In one multi-channel optical transmitter approach, the modulated light outputs from the lasers are directly modulated and the modulated light outputs are coupled into respective optical fibers of an optical fiber array. Arrays of vertical cavity surface emitting lasers (VCSELs) and arrays of edge-emitting lasers, such as distributed feedback (DFB) lasers, have been used in these types of multi-channel optical transmitters. Currently, none of these types of multi-channel optical transmitters is capable of operating reliably at a data rate of 20 Giga-bits/second (Gb/s). For example, current VCSEL designs cannot reliably generate directly modulated optical signals at 20 Gb/s due to the high current densities that are required. Similarly, direct modulation of DFB lasers at 20 Gb/s is difficult to achieve. In addition, DFB lasers are extremely sensitive to back-reflections, which broaden the spectral linewidth and increase noise. For this reason, each of the DFB lasers in a multi-channel optical transmitter requires a separate optical isolator to protect the DFB lasers against back reflections, increasing the cost of such a multi-channel optical transmitter.
In another multi-channel optical transmitter approach, the light outputs from the lasers are directly modulated and the modulated light outputs are coupled into a single optical fiber. For example, a wavelength-division multiplexing (WDM) optical transmitter includes an array of lasers, such as DFB lasers, each of which is tuned to produce output light of a different respective wavelength. In order to transmit information over multiple communication channels, each laser in a WDM optical transmitter produces output light within a narrow wavelength range. The different output light wavelengths are combined in an optical coupler and the combined output light is injected into a single optical fiber.

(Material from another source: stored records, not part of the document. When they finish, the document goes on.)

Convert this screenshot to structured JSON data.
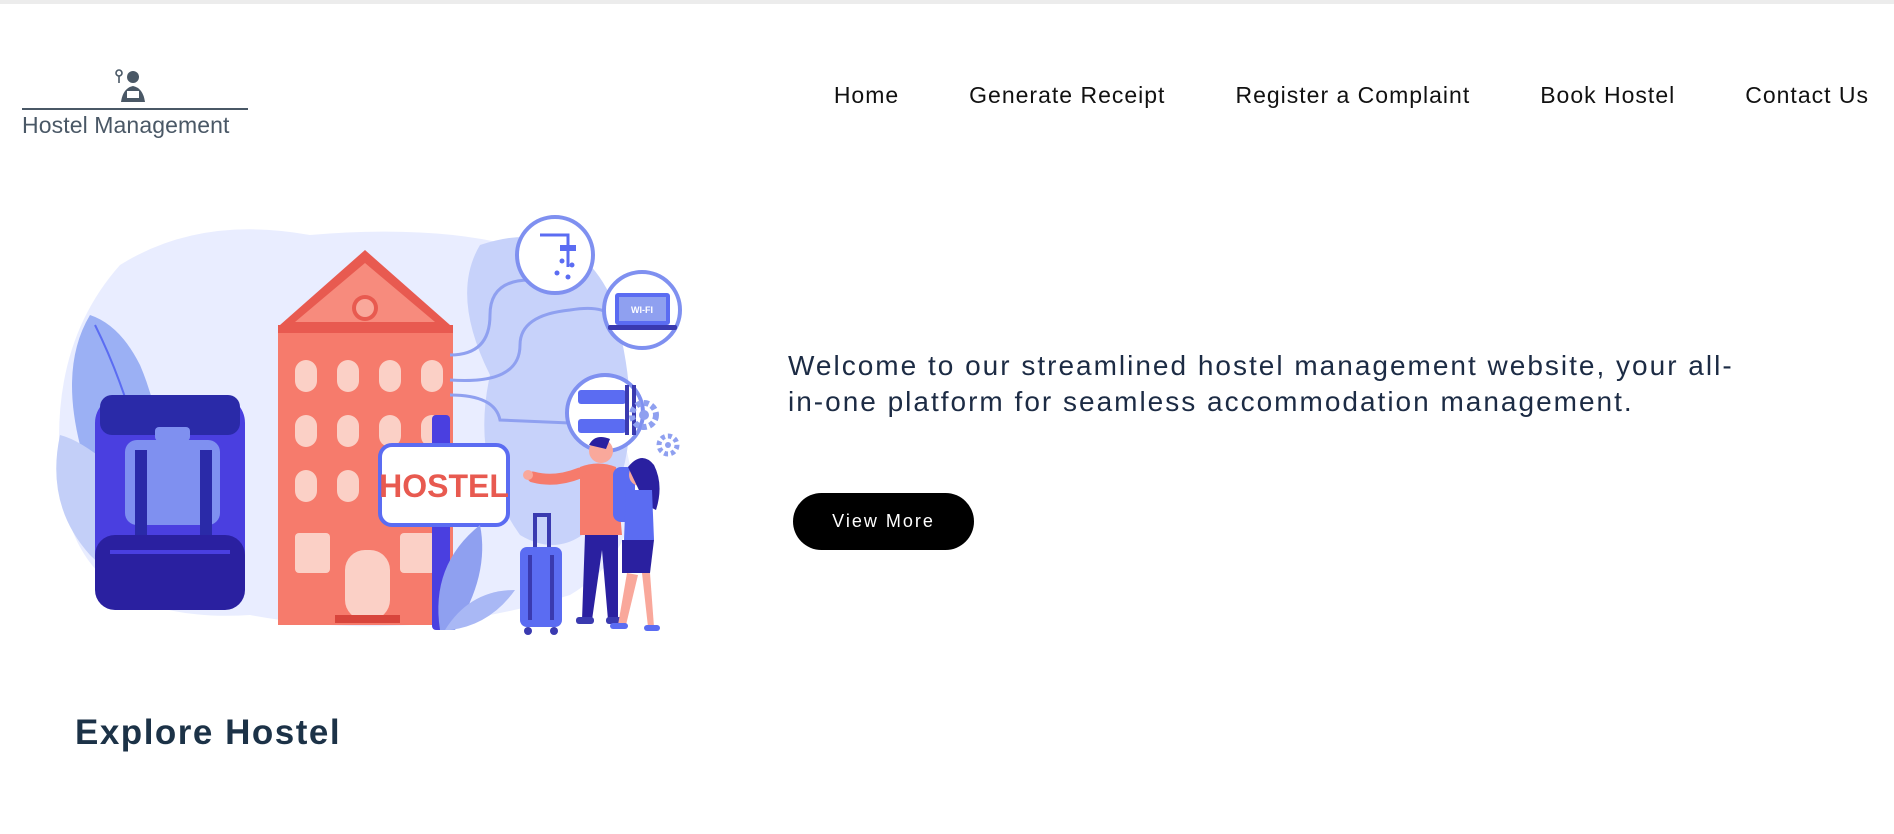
{
  "header": {
    "logo_text": "Hostel Management",
    "nav": [
      {
        "label": "Home"
      },
      {
        "label": "Generate Receipt"
      },
      {
        "label": "Register a Complaint"
      },
      {
        "label": "Book Hostel"
      },
      {
        "label": "Contact Us"
      }
    ]
  },
  "hero": {
    "illustration": {
      "sign_text": "HOSTEL",
      "laptop_text": "WI-FI",
      "icons": [
        "hostel-building-icon",
        "shower-icon",
        "wifi-laptop-icon",
        "bunk-bed-icon",
        "backpack-icon",
        "suitcase-icon",
        "gear-icon",
        "travelers-icon"
      ]
    },
    "welcome_text": "Welcome to our streamlined hostel management website, your all-in-one platform for seamless accommodation management.",
    "button_label": "View More"
  },
  "explore": {
    "title": "Explore Hostel"
  },
  "colors": {
    "primary_text": "#1c2b44",
    "button_bg": "#000000",
    "illustration_blue": "#5b6cf2",
    "illustration_coral": "#f47c6d"
  }
}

In some multi-channel optical transmitters the light outputs from multiple DFB lasers are externally modulated by respective external electroabsorption modulators. The low chirp characteristics of the external modulators enable these types of multi-channel optical transmitters to achieve data rates of 20 Gb/s and higher. However, integrated arrays of DFB lasers and external electroabsorption modulators are difficult to manufacture and the power requirements of such multi-channel optical transmitters are significantly higher than other designs due to the need to drive both the laser array and the modulator array. In addition, in order to prevent reflections from feeding back into the DFB lasers, the output facet of each electroabsorption modulator typically has a high quality antireflection coating and a separate optical isolator is provided for each DFB laser. A direct active temperature-regulating device also typically is required to compensate for differences between the output wavelength temperature coefficient of the DFB lasers and the absorption edge wavelength temperature coefficient of the electroabsorption modulators. For this and other reasons, such externally modulated multi-channel optical transmitter designs tend to be bulky, expensive, and high in power consumption.